Theoretical Solutions of Heat Transfer in the Hydrodynamic Entrance Length of Double Pipes

Abstract

In the industrial heat-exchangers, there are many cases of unsteady heat transfer in the hydrodynamic entry length with temperature distributions of pipe-walls along the axial direction of double pipes and the pressure-drop from the inlet to the outlet, and in the atomic reactors (LMFR), the heat generates from the inside of the fluid. Therefore, in these cases, the research of unsteady heat transfer generating heat from the inside of the fluid is necessary. In this paper, theoretical solutions of the unsteady heat transfer in the hydrodynamic entrance length of vertical double pipes are made.
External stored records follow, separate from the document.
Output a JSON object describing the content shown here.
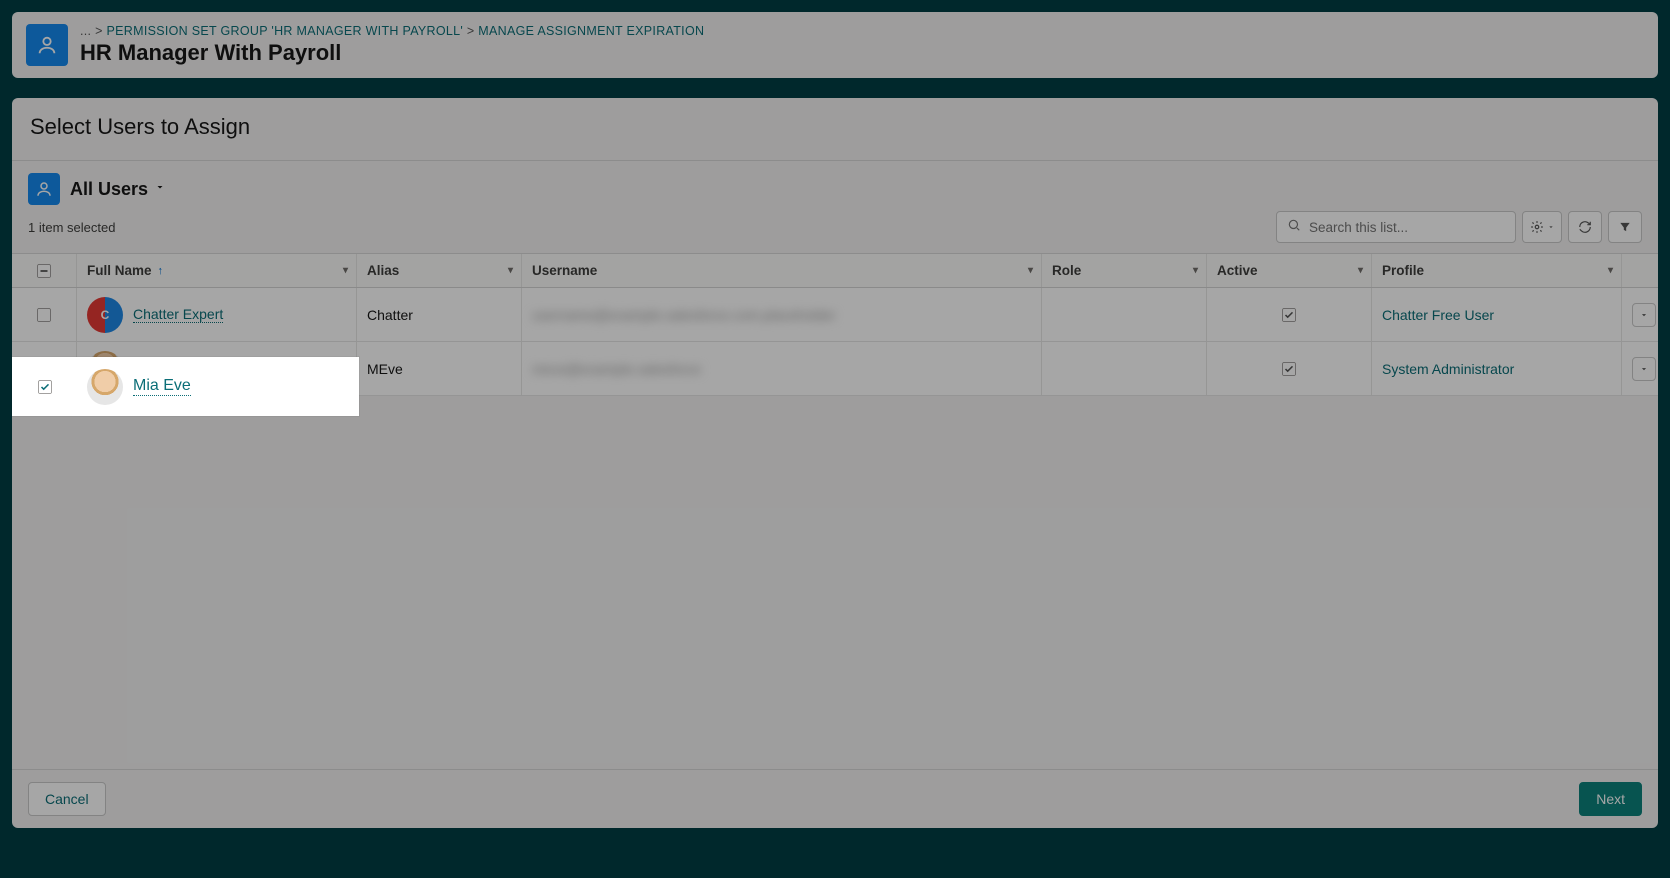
{
  "breadcrumb": {
    "ellipsis": "...",
    "sep": ">",
    "link1": "PERMISSION SET GROUP 'HR MANAGER WITH PAYROLL'",
    "link2": "MANAGE ASSIGNMENT EXPIRATION"
  },
  "page_title": "HR Manager With Payroll",
  "section_title": "Select Users to Assign",
  "list_view": {
    "name": "All Users",
    "selected_count": "1 item selected"
  },
  "search": {
    "placeholder": "Search this list..."
  },
  "columns": {
    "full_name": "Full Name",
    "alias": "Alias",
    "username": "Username",
    "role": "Role",
    "active": "Active",
    "profile": "Profile"
  },
  "rows": [
    {
      "checked": false,
      "full_name": "Chatter Expert",
      "alias": "Chatter",
      "username_masked": "username@example.salesforce.com.placeholder",
      "role": "",
      "active": true,
      "profile": "Chatter Free User"
    },
    {
      "checked": true,
      "full_name": "Mia Eve",
      "alias": "MEve",
      "username_masked": "meve@example.salesforce",
      "role": "",
      "active": true,
      "profile": "System Administrator"
    }
  ],
  "buttons": {
    "cancel": "Cancel",
    "next": "Next"
  }
}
In these solutions, such cases of unsteady heat transfer in the hydrodynamic entry length of vertical double pipes are treated that the heat generates from the inside of the fluid, free convection and laminar flow coexist at the same time, the pressure drops from the inlet to the outlet, and arbitrary temperature distributions of pipe-walls vary in the axial direction. In the solutions, the finite Hankel transform, the finite Fourier transform, the Laplace transform and Bessel functions are used. But, there is not a case of such an experiment. Theoretical solutions are reduced to the steady heat transfer and compared with experiments.